I understand The variance is calculated as:

$$\text{Var} = \frac{1}{N}(x_i-\mu)^2$$

and the sample variance is computed as

$$\text{Var}_s = \frac{1}{N-1}(x_i-\mu)^2$$

In real world data sets would you use the sample variance most of the time? What if the population is also a sample? How would you know? Also does the mean change when you are looking at a population or a sample?

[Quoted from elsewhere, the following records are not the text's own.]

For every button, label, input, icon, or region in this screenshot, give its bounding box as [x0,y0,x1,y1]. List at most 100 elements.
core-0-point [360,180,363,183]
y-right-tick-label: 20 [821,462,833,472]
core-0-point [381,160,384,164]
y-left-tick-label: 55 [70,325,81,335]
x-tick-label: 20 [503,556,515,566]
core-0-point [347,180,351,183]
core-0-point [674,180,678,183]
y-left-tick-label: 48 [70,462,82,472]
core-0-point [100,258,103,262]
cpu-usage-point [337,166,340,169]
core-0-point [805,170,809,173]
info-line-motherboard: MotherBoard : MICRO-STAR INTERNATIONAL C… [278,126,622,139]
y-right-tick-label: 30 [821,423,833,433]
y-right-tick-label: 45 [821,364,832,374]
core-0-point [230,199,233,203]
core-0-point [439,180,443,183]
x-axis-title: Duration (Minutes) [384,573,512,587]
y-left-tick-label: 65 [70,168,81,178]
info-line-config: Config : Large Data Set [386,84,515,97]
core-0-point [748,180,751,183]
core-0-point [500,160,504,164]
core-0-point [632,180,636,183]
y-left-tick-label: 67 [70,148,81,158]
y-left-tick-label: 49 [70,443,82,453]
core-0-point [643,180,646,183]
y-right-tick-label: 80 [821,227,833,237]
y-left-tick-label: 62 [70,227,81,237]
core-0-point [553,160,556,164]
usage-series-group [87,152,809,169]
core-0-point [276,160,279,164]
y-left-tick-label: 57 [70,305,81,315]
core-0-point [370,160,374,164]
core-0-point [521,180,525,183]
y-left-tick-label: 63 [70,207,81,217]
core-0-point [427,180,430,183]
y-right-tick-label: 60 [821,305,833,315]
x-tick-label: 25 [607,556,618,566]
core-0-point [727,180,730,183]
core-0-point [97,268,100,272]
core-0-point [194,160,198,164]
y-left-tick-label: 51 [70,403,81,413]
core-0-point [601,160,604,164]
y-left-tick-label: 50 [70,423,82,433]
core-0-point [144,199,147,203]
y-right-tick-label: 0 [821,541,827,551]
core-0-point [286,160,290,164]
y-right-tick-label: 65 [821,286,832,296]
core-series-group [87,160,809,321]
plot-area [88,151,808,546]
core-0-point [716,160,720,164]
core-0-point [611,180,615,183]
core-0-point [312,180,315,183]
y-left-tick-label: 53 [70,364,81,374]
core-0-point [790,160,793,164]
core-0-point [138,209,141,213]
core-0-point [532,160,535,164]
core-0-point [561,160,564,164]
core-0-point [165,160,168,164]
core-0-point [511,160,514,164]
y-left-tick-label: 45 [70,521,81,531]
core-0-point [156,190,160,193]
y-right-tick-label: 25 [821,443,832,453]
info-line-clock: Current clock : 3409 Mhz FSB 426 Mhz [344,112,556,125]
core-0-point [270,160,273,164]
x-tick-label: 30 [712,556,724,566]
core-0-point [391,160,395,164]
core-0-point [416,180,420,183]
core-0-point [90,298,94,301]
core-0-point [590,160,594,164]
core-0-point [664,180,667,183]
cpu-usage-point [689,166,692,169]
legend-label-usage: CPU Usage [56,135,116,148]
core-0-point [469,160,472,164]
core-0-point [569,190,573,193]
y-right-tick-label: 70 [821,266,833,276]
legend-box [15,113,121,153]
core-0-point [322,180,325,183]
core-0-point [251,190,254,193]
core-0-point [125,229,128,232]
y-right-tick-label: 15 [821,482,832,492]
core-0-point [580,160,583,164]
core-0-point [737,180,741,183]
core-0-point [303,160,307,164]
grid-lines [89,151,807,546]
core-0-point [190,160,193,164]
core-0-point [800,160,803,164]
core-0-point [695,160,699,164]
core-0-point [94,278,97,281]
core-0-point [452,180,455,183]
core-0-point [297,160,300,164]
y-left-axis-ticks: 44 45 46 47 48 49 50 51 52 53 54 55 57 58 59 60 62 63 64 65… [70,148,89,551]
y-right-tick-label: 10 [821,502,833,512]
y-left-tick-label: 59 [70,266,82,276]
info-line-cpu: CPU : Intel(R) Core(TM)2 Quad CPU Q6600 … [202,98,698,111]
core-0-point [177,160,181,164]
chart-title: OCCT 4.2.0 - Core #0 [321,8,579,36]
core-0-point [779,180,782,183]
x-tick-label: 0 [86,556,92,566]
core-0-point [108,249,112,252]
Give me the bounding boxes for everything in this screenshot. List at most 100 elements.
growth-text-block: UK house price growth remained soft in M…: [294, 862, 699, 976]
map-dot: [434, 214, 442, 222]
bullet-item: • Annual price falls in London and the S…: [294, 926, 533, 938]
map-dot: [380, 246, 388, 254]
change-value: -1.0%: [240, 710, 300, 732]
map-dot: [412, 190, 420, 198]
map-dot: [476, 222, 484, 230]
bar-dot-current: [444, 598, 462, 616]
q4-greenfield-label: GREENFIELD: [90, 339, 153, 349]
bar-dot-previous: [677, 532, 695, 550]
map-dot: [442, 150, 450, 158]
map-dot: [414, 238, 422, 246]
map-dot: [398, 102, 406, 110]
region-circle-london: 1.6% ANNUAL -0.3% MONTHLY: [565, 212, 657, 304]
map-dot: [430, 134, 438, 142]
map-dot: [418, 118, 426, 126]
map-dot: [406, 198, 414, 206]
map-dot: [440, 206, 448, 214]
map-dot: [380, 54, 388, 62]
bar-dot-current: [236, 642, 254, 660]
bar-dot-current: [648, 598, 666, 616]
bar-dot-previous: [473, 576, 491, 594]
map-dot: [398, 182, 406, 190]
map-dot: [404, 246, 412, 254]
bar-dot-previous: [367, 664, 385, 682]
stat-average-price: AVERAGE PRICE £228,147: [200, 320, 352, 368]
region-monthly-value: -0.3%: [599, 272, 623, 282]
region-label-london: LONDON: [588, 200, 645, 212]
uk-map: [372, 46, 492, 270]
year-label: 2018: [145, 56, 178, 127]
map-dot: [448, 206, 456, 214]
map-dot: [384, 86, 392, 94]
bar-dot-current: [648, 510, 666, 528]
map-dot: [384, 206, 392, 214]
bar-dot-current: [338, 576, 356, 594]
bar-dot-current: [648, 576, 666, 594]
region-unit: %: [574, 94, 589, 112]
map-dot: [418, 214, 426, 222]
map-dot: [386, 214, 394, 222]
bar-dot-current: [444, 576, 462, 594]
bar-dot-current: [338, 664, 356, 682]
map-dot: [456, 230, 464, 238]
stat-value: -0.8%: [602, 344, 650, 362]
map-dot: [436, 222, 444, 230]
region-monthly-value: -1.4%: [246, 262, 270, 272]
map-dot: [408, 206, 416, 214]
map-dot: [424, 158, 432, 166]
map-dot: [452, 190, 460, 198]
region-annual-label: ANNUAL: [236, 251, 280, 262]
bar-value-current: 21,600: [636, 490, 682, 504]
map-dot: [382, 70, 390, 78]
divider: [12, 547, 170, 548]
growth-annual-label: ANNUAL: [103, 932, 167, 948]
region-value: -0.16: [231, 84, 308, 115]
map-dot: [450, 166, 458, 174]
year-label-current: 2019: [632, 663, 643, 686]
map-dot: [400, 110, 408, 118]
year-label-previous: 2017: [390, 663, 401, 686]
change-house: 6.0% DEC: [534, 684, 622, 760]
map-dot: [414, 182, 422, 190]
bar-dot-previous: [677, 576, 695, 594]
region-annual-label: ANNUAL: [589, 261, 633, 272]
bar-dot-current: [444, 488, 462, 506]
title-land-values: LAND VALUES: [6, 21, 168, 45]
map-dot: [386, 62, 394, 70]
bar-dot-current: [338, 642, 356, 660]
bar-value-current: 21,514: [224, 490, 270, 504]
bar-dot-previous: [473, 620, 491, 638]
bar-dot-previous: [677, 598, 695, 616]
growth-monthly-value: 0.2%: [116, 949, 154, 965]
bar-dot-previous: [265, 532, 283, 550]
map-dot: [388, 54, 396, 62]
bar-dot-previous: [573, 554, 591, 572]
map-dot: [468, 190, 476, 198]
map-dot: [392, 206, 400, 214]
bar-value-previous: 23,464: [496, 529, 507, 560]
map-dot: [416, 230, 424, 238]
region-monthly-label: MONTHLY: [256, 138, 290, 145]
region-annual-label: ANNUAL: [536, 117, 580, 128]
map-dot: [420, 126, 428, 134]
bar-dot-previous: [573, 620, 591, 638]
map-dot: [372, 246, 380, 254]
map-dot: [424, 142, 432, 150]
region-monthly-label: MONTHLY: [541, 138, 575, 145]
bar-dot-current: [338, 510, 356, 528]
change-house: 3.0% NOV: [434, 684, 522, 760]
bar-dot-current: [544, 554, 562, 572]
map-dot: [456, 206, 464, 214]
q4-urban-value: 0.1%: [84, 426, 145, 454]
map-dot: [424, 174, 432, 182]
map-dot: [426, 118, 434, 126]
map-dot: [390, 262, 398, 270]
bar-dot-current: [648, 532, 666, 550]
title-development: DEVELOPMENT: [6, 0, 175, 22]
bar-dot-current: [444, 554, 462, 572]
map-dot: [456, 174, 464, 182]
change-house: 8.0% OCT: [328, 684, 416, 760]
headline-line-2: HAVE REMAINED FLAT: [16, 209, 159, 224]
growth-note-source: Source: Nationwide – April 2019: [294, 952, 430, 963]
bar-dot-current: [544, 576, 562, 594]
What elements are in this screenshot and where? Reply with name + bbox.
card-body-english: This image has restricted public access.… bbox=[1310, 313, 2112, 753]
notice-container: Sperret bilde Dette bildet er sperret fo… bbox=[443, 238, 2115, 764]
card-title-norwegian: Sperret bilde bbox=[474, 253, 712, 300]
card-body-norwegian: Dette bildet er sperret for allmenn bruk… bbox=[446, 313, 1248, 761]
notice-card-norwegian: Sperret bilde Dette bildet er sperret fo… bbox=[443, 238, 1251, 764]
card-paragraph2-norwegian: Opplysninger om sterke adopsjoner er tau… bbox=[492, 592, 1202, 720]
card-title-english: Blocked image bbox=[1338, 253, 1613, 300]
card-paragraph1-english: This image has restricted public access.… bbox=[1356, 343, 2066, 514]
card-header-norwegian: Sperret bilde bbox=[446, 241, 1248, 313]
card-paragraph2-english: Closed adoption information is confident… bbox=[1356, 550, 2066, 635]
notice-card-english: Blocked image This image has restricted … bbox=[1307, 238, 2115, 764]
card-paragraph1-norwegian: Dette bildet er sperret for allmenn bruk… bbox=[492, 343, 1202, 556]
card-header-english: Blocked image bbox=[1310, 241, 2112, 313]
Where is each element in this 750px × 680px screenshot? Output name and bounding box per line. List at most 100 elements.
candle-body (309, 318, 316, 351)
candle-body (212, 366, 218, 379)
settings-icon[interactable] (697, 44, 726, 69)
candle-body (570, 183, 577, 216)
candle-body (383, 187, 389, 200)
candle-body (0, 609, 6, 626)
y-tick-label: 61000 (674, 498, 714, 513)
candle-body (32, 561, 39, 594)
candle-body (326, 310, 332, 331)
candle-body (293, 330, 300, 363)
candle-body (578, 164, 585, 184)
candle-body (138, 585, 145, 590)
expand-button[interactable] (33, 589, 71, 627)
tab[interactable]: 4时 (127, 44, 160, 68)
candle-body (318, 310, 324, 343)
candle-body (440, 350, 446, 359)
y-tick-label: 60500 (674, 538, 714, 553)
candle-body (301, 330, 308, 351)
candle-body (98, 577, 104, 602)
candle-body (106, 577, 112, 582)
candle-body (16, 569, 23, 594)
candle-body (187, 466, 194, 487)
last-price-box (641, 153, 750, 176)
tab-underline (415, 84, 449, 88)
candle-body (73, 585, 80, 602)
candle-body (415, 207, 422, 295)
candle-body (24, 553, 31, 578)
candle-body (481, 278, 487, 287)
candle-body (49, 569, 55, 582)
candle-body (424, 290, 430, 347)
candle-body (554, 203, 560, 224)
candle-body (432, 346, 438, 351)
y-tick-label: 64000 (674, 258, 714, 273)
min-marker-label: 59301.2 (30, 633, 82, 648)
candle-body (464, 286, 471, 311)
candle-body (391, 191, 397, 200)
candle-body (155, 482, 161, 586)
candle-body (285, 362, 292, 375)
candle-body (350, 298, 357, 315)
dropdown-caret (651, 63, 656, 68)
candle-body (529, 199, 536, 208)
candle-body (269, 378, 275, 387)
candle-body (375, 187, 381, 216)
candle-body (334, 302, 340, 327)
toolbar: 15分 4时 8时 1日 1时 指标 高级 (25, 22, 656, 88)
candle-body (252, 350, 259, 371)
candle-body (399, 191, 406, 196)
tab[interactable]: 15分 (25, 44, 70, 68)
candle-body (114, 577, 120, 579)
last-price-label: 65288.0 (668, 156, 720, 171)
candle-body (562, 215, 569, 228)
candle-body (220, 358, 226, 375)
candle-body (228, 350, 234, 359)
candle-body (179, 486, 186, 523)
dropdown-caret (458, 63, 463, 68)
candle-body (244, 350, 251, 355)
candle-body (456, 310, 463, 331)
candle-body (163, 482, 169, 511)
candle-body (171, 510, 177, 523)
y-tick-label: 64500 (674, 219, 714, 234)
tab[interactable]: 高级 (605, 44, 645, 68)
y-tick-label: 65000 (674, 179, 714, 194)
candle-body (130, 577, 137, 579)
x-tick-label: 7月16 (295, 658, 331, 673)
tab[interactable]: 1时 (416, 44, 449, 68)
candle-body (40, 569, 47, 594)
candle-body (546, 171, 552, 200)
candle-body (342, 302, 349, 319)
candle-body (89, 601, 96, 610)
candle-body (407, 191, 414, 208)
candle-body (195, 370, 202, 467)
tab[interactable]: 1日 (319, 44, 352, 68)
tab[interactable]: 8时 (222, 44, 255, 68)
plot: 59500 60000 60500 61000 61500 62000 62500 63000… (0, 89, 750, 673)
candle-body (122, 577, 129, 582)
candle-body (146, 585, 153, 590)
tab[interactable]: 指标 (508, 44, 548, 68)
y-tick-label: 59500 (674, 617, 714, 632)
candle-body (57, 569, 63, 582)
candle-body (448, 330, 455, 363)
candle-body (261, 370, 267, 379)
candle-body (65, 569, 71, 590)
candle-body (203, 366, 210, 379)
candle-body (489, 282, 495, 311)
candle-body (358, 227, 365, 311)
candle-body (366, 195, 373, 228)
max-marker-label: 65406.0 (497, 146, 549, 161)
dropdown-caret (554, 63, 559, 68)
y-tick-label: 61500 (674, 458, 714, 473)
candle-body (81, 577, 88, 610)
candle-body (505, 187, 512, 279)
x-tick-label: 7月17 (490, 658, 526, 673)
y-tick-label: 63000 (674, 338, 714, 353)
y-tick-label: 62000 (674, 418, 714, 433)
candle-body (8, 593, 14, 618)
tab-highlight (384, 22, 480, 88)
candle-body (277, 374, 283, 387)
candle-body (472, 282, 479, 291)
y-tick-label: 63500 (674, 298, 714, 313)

• For a population mean does not change. If the sample is also the population the mean is same for both. mean change for sample in general. for example if a population consists of 100 elements and three different people take samples of say, 10 elements each .in general no two people will select same elements. hence their means will be different. – SA-255525 Jun 6 '14 at 17:55
• The sample variance is computed as $$\text{Var}_s = \frac{1}{N-1}(x_i-\bar{x})^2$$ and it is the possible difference between $\mu$ and $\bar{x}$ which leads to using the changed denominator to make the sample variance an unbiased estimator of the population variance – Henry Oct 26 '15 at 15:43

What you wrote $Var_s$ is an unbiased estimator of the variance. Sample variance usually is defined in the same way as population variance. It is a best estimator of real variance in certain sense, however it is biased. $Var_s$ is not the best but unbiased. I would suggest you to read specila literature to understand the notions of "best estimator" and "biased, unbiased estimator".